- The Washington Times - Sunday, April 28, 2002

Washington Redskins receiver Rod Gardner is finally playing for coach Steve Spurrier after all.
The Jacksonville native rejected Florida in 1996 when the Gators wanted to convert him from quarterback to receiver even though he had passed for more than 1,200 yards as a senior. Clemson offered Gardner the chance to play quarterback only to move him to safety and then receiver.
"Florida recruited me as an athlete, and I wanted to play quarterback," Gardner said. "Clemson gave me the best opportunity, and I still ended up switching over anyway."
Even with three former Florida wideouts signed, Gardner should remain the Redskins' leading receiver after free agent Michael Westbrook wasn't re-signed. Gardner's 741 yards on 46 receptions led Washington last season.
"I put in my work. I wish I had done more, but I think I did all right," he said.

Ramsey works
The debut of the team's first-round pick, quarterback Patrick Ramsey, was mixed. He completed two of six passes with one drop and one interception during the morning session yesterday.
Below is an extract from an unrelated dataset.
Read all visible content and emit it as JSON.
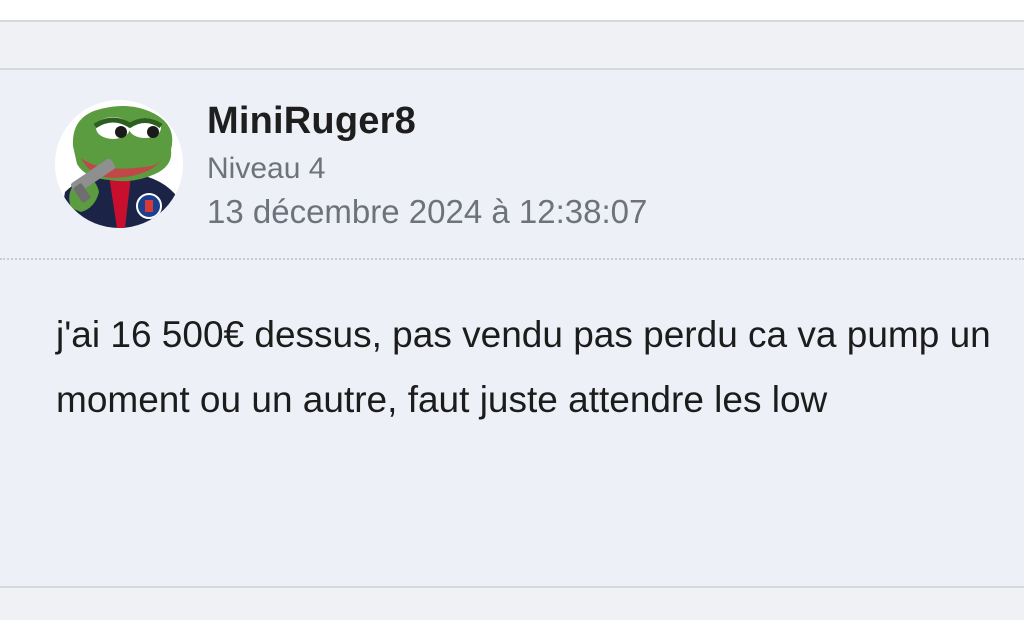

The rookie was picked off by cornerback Fred Smoot in his first series, but Ramsey hit a couple of nice slants.
Spurrier worked with Ramsey on footwork and holding the ball a little more behind him but said, "The way it comes out of his hand, only the Lord can help him there."
The four quarterbacks fared better during team drills after a lackluster start Friday. Danny Wuerffel was clearly more comfortable than Ramsey, Sage Rosenfels or Dameyune Craig.

Albright too costly?
Deep snapper Ethan Albright knows the Redskins signed three rookie prospects to save $375,000 by replacing him. New NFL rules designed to keep veterans from becoming salary cap casualties are threatening Albright's chances of remaining.
Albright can't accept a pay cut or sign a new deal with Washington under the first-year system that would allow him to make $700,000 but count only $450,000 against the cap, because his current three-year contract included a bonus exceeding $25,000.
Albright is among the projected cuts needed to clear more than $4.5million in salary cap room by the start of training camp July 23. Spurrier was uncertain when the team will decide whether to keep Albright.
"It's a little tough because it's not a competition of who's the best man. It's who fits better in the salary cap," he said.
But the "Red Snapper" is hopeful none of the unproven competition flourishes during the preseason. College snappers aren't hit, so the adjustment isn't easy.
"They don't know if these guys can do it until they put the pads on. It's hard to simulate it in practice," Albright said. "If it were easy, there would be a lot of rookies around the league doing it."

Extra points
Baltimore defensive tackle Larry Webster, in whom the Redskins were interested, signed a one-year, $675,000 deal with the New York Jets. Spurrier, an avid golfer, shuttled between practice fields in a golf cart. Spurrier said the brief respite when sitting prevents back pain. He used carts the past two years at Florida.
Coaches wrote their names on hats for players, including Spurrier. "I didn't know half of [the players], and they didn't know who the coaches were, so if we're going to put names on their helmets, then coaches will put names on us, too," Spurrier said. "We've got to get to know each other. We're going to Japan together. It will be a long trip if you don't know everybody that's going."
Receiver Jacquez Green was first up for punt returns, but cornerbacks Champ Bailey, Fred Smoot and Darrell Green and running back Jimmy Watkins also worked. Rookie deep snappers Tony Grant and Jeff Grau gained several reps each. Linebacker LaVar Arrington returned to practice after missing one session Friday with a headache. Cornerback Donovan Greer ran conditioning drills after suffering a torn knee ligament last year.